Dr. Danielle Adams -- Middle Eastern and North African Studies
By Elizabeth Labiner
Dr. Danielle Adams earned her PhD in summer 2018 from the School of Middle Eastern and North African Studies, with a minor in Cultural Anthropology from the School of Anthropology. Initially it might seem somewhat surprising, then, that during her time at the U of A, Adams won the NASA Space Grant Graduate Fellowship. This fellowship was one of several exciting doors that would be opened due to her dissertation research on the development of Arabian astronomy from pre-Islam into the first centuries of the Abbasid Period, and a major step in the progress toward her eventual role as Deputy Director for Marketing and Communications at Lowell Observatory in Flagstaff, AZ.
As Deputy Director for Marketing and Communications, Adams is responsible for the strategic marketing of Lowell Observatory, including its ongoing astronomical research and its many opportunities for education and visitation by the general public. She enthusiastically recounts the myriad benefits of her doctoral work in preparing her for her current role:
My academic program at UA was highly interdisciplinary, combining fields of MENA area studies, Arabic literature, cultural anthropology and astronomy. My advisors and mentors in both the School of Middle Eastern and North African Studies and the School of Anthropology supported my unique program of study and dissertation topic in cultural astronomy. Travel grants from these departments and the Center for Middle Eastern Studies allowed me to interface with diverse scholars at academic conferences around the world. I also earned a NASA Space Grant Graduate Fellowship, through which I was able to disseminate my cultural astronomy research to the general public (including a website I built at onesky.arizona.edu). Disseminating astronomical research to the public is also now one of my objectives at Lowell Observatory. This interdisciplinarity culminated in designing my dissertation defense as a public planetarium program at UA's Flandrau Planetarium and Science Center, the first time a defense had been held under the dome at Flandrau.
Interdisciplinary success was vital when Adams was contacted via LinkedIn by a recruiter who had been tasked with finding a candidate who had both experience in strategic marketing and a background in astronomy.
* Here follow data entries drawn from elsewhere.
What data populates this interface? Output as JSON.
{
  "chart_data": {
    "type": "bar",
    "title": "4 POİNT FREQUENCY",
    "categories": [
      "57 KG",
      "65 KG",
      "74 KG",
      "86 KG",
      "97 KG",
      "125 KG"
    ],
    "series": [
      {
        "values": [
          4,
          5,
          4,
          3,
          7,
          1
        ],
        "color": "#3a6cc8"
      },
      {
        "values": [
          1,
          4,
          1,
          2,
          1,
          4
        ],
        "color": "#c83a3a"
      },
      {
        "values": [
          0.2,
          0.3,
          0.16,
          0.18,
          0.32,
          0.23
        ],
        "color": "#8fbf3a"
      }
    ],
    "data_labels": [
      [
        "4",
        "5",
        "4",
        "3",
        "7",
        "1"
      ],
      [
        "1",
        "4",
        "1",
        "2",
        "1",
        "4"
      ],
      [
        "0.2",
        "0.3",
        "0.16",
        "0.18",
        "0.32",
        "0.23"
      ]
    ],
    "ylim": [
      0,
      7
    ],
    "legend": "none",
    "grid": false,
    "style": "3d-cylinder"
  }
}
Lowell Observatory wanted to fill the role with a marketer who could speak the language of astronomy, and Adams was one of few candidates who possessed strong skills in both areas.
“I view marketing as applied anthropology, as both endeavors must begin with the ability to see the world through the eyes of other people,” she explains. “There is great emphasis on the customer experience in many companies today, and skills like participant-observation and ethnography make anthropologists well-suited to filling these kinds of roles in customer-centric organizations. Furthermore, the ability to work effectively across departmental boundaries in a company stems from having an interdisciplinary perspective in school, allowing me to connect the dots in patterns that sometimes others cannot see.”
Adams looks forward to a long, fruitful career at Lowell Observatory. “I get to spend every day operating from my strengths in marketing, anthropology, and astronomy, and I do this at one of America's great observatories. My marketing efforts help astronomers disseminate their research and offer people of all ages ways to experience the awe and wonder of the night sky. On top of all this, I get to deploy my own cultural astronomy research to enrich the public programs at Lowell Observatory and beyond. It's a perfect fit.”
Adams’ continuing work bridges cultures and communities, bringing us all a little closer to the stars -- and to each other.
Photo: Adams alongside the 122-year-old 24" Alvin Clark telescope at Lowell Observatory.